After grouping similar issues under different categories, the field notes were now analysed to identify themes under each category. Using thematic analysis (Altride-Stirling 2001), each category and issues they represented were used to identify themes within the field write ups. In an iterative process, the categories were also used to identify other issues within the field write ups that could also belong to these categories. According to Strauss and Corbin (1990), coding represents the operations by which data are broken down, conceptualised and put back together in new ways(Corbin & Straus 1990). Some codes come more or less directly from the interviewee‟s words while others are a summary of what the interviewee seems to be referring to or describing at a particular point in text or reflect more directly the researchers conceptual interests(Coffey & Atkinson 1996). While some of the interviewees‟ words were used to code the data, most of the codes were summaries of what the researcher perceived the interviewee to be referring to at a particular point during the discussion and the researcher‟s conceptual interests. This approach was used because there was only one recorded face to face interview and one recorded telephone interview. According to Kelliher (2005), in situations where the researcher is unable to record, taking note of the meaning is more important than the exact words. Therefore, although the interviewer tried as much as possible to take note of the interviewee‟s words, much of the effort was directed towards understanding and recording the meaning of what was said. Consequently, most of the field notes generated already had the researcher‟s interpretive aspect in them. In this case, coding based on interviewees exact words was not always possible. Appendix H is a summary of the initial phases of the data analysis process including: identification of a category, the issues it represents and the themes relating two or more issues within the category.

Re-coding and linking

This is the stage at which the concepts developed are again checked against the original data to establish whether what the researchers knows about the concept is what the respondents actually said and whether different respondents had the same interpretation for the same concept. Where differences exist, the coding is revised.
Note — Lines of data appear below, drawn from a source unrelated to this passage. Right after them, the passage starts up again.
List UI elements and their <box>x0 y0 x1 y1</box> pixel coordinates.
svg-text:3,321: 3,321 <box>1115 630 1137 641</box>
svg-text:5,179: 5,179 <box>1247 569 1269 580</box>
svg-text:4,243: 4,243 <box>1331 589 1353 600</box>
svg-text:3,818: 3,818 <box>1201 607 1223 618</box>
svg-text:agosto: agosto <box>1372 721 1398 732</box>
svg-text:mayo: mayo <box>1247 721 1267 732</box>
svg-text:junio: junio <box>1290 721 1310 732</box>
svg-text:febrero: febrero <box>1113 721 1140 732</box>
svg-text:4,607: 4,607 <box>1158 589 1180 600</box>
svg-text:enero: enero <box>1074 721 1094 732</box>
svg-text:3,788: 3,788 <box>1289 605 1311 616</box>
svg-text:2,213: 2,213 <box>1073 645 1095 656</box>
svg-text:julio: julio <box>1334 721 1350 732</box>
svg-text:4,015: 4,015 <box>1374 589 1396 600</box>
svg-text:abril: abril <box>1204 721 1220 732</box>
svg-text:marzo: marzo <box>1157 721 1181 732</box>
Linking has to do with identifying the patterns that exists between concepts. The process involves linking data with more general models by moving between evidence and literature in an iterative manner. The themes that had been identified were then later reorganised into broader categories that represented. In view of the themes that had been identified, the author then addressed two questions. Can these categories and the themes they represent be meaningfully placed under the categories proposed before the data was collected? The progression of the contents of appendix H is discussed in introductory part of chapter five where the findings related to the first objective are presented.